2600 Orte beteiligten sich am "Tag des offenen Denkmals"
Unter dem Motto "Romantik, Realismus, Revolution" waren rund 7500 Schlösser, Villen, Kirchen und Industriedenkmäler aus dem 19. Jahrhundert geöffnet, die sonst selten öffentlich zugänglich sind. Etwa 2600 Orte beteiligten sich an der Aktion.
"Denkmalschutz und Denkmalpflege für jeden fassbar zu machen, ist das erklärte Ziel des Denkmalstages", sagte die Vorstandsvorsitzende der Stiftung, Rosemarie Wilcken, bei der zentralen Eröffnungsfeier in Trier. Quer durch die Republik gab es ein buntes Programm mit zig Führungen, Vorträgen und Aktionen.

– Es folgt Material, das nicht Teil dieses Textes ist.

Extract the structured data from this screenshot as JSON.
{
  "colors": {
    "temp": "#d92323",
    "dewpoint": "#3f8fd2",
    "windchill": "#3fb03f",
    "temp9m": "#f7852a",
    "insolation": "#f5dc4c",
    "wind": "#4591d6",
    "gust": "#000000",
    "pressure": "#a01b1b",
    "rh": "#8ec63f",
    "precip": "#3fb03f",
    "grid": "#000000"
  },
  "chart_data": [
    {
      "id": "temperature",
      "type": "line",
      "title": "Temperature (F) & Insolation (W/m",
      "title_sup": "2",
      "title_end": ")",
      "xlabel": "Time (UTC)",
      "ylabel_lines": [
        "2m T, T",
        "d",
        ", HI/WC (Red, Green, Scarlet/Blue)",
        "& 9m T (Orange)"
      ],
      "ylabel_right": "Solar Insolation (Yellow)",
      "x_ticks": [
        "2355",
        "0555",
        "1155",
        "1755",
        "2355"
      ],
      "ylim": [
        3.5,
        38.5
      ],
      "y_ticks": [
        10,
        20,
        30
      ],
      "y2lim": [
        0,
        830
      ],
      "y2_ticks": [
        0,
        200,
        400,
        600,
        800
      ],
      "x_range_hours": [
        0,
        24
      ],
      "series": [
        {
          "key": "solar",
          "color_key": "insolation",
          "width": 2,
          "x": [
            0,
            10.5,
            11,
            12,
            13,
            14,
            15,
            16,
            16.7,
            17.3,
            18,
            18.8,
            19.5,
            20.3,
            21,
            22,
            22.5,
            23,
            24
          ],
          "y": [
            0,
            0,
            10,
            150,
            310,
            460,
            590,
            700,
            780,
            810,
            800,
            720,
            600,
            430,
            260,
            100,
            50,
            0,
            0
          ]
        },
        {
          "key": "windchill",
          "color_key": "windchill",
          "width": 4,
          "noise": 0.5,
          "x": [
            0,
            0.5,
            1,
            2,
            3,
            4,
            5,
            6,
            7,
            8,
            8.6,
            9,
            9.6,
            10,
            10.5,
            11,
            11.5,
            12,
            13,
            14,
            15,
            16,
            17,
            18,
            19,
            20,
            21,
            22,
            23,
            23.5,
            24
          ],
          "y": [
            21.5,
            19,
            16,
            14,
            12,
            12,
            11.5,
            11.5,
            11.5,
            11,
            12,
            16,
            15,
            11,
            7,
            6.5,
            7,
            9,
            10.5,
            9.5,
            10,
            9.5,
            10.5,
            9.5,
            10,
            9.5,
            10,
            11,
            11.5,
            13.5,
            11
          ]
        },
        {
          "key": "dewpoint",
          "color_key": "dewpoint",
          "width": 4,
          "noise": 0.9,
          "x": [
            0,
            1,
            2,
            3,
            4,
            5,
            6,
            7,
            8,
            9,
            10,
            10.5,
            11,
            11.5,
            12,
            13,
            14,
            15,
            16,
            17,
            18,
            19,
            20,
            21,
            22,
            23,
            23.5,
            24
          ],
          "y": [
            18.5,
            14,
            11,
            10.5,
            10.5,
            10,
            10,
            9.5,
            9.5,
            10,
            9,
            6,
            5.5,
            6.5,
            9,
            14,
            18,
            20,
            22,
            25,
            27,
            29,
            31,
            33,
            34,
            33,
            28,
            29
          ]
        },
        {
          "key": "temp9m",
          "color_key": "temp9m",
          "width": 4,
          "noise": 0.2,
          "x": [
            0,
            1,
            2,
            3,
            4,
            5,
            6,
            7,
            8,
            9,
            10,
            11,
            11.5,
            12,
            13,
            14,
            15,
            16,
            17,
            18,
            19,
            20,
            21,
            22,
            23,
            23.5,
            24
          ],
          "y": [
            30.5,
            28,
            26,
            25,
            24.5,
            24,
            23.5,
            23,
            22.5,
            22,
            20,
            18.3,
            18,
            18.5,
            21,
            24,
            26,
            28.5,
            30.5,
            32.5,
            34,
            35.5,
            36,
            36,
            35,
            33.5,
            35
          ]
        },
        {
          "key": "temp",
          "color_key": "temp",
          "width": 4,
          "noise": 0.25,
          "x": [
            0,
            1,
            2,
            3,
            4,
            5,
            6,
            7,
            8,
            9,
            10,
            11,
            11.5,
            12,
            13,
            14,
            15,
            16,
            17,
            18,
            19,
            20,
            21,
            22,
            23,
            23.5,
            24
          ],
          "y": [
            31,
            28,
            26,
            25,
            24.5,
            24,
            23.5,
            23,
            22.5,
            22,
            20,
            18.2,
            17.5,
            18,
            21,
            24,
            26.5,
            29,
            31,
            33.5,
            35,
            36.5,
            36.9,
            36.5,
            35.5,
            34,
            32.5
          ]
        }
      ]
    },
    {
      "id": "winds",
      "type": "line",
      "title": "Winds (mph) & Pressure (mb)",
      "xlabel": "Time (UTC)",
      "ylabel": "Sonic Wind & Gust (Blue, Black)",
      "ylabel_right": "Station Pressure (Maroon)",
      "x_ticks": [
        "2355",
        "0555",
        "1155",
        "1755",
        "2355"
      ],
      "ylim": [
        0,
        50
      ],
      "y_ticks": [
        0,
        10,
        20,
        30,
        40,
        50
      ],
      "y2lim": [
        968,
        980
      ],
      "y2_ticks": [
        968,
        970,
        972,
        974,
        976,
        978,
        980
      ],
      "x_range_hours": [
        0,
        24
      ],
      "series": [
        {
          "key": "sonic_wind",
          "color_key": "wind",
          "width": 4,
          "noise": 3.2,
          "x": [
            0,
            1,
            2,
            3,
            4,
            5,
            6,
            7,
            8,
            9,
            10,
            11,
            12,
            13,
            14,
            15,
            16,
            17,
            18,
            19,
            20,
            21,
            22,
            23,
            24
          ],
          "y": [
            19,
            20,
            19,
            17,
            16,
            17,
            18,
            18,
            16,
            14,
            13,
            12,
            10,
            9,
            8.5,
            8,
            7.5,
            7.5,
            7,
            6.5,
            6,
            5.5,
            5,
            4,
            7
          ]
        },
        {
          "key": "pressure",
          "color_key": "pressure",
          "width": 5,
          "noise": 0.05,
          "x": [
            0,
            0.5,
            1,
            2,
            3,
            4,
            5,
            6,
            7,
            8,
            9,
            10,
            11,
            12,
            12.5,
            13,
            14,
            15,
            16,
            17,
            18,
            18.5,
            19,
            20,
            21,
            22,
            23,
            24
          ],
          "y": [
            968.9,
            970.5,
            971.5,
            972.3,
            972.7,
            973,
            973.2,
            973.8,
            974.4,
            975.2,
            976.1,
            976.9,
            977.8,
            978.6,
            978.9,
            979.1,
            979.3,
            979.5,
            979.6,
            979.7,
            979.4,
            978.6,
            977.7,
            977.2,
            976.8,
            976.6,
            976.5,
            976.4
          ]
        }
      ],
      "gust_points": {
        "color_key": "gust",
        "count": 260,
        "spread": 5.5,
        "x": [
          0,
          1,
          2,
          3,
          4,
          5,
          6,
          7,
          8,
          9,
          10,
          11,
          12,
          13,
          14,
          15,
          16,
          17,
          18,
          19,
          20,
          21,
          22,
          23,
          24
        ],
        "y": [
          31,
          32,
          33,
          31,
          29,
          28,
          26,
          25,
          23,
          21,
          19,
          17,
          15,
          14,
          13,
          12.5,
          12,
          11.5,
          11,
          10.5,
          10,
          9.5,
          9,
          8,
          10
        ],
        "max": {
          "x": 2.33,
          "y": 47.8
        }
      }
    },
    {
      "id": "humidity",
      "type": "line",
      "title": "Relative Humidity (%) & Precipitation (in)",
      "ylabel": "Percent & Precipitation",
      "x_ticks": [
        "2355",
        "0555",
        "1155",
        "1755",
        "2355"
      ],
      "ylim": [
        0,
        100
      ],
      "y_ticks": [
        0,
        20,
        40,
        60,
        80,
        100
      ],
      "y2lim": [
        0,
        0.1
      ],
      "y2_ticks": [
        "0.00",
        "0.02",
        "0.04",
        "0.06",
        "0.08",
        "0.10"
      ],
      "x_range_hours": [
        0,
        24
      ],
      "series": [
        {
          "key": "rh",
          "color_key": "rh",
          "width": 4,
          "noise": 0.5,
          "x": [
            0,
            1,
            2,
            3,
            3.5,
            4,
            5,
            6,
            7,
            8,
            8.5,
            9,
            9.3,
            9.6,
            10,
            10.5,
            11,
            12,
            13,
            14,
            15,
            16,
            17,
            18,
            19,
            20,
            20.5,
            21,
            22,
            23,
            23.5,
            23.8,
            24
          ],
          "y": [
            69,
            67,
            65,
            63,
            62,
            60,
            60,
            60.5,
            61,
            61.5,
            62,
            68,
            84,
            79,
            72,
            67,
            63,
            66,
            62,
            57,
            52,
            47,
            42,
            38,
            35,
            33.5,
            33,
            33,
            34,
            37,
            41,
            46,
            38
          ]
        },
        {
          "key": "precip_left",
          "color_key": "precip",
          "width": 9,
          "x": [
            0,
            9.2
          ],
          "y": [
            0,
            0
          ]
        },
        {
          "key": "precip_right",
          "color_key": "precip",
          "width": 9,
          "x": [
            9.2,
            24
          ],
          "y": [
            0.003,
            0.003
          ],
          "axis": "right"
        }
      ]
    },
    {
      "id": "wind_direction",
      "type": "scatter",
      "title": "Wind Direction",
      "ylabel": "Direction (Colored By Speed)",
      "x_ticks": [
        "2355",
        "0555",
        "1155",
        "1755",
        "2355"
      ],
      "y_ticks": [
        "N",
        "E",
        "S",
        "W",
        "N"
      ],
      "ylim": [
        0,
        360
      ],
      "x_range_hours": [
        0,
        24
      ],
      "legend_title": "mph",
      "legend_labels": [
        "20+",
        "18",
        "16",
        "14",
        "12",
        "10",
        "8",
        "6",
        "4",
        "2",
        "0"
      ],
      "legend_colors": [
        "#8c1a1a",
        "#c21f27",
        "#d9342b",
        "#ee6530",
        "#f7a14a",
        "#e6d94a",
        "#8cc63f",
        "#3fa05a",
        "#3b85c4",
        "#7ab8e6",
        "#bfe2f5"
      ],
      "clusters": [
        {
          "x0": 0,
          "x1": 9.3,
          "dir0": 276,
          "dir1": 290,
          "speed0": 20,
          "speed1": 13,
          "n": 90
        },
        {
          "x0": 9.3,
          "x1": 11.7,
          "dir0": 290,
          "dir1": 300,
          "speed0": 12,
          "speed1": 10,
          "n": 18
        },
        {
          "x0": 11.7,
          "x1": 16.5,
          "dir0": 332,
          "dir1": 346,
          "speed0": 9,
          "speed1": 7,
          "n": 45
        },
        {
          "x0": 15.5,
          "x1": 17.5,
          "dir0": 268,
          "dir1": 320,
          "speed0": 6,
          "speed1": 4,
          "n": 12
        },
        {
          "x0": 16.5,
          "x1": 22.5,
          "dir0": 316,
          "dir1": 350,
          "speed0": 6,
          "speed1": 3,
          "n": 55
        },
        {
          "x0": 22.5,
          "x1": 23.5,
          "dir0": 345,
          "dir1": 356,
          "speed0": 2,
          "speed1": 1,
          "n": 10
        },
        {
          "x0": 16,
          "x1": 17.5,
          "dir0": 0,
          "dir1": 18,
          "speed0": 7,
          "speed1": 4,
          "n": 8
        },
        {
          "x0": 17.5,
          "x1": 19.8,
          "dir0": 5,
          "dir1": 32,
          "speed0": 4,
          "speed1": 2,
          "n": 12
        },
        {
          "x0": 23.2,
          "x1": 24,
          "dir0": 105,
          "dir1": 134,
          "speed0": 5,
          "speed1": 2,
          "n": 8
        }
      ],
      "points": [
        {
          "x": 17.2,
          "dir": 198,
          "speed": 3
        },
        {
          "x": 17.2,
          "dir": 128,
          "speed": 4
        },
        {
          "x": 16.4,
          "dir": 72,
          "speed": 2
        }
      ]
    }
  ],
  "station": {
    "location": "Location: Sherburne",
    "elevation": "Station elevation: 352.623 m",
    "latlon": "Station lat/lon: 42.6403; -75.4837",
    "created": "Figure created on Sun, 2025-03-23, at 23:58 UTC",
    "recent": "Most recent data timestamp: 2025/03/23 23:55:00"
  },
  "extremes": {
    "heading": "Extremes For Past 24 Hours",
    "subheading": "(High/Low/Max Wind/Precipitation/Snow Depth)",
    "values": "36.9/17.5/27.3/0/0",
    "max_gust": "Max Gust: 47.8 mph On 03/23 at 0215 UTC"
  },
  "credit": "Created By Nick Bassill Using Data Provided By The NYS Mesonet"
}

Viele Denkmäler seien erstmals dabei, sagte eine Sprecherin der Stiftung Denkmalschutz.
"Tag des offenen Denkmals" ist der deutsche Beitrag zur den "European Heritage Days"
Wilcken sagte in der Trierer Konstantin-Basilika, der Denkmaltag sei zugleich "eine Aufforderung an die Politik, nicht in dem Bemühen nachzulassen, unsere Denkmäler in Stadt und Land zu schützen". Die Kürzung der städtebaulichen Förderung durch den Bund wäre das falsche Signal.
Erstmals fiel der offizielle Startschuss für den Denkmaltag in Rheinland-Pfalz in der Unesco-Welterbestadt Trier. Dort öffneten rund 30 Bauten, darunter auch das Geburtshaus des Philosophen Karl Marx, ihre Türen.
Den "Tag des offenen Denkmals" gibt es seit 1993. Er ist der deutsche Beitrag zu den «European Heritage Days" unter der Schirmherrschaft des Europarats. Die Deutsche Stiftung Denkmalschutz koordiniert den Tag.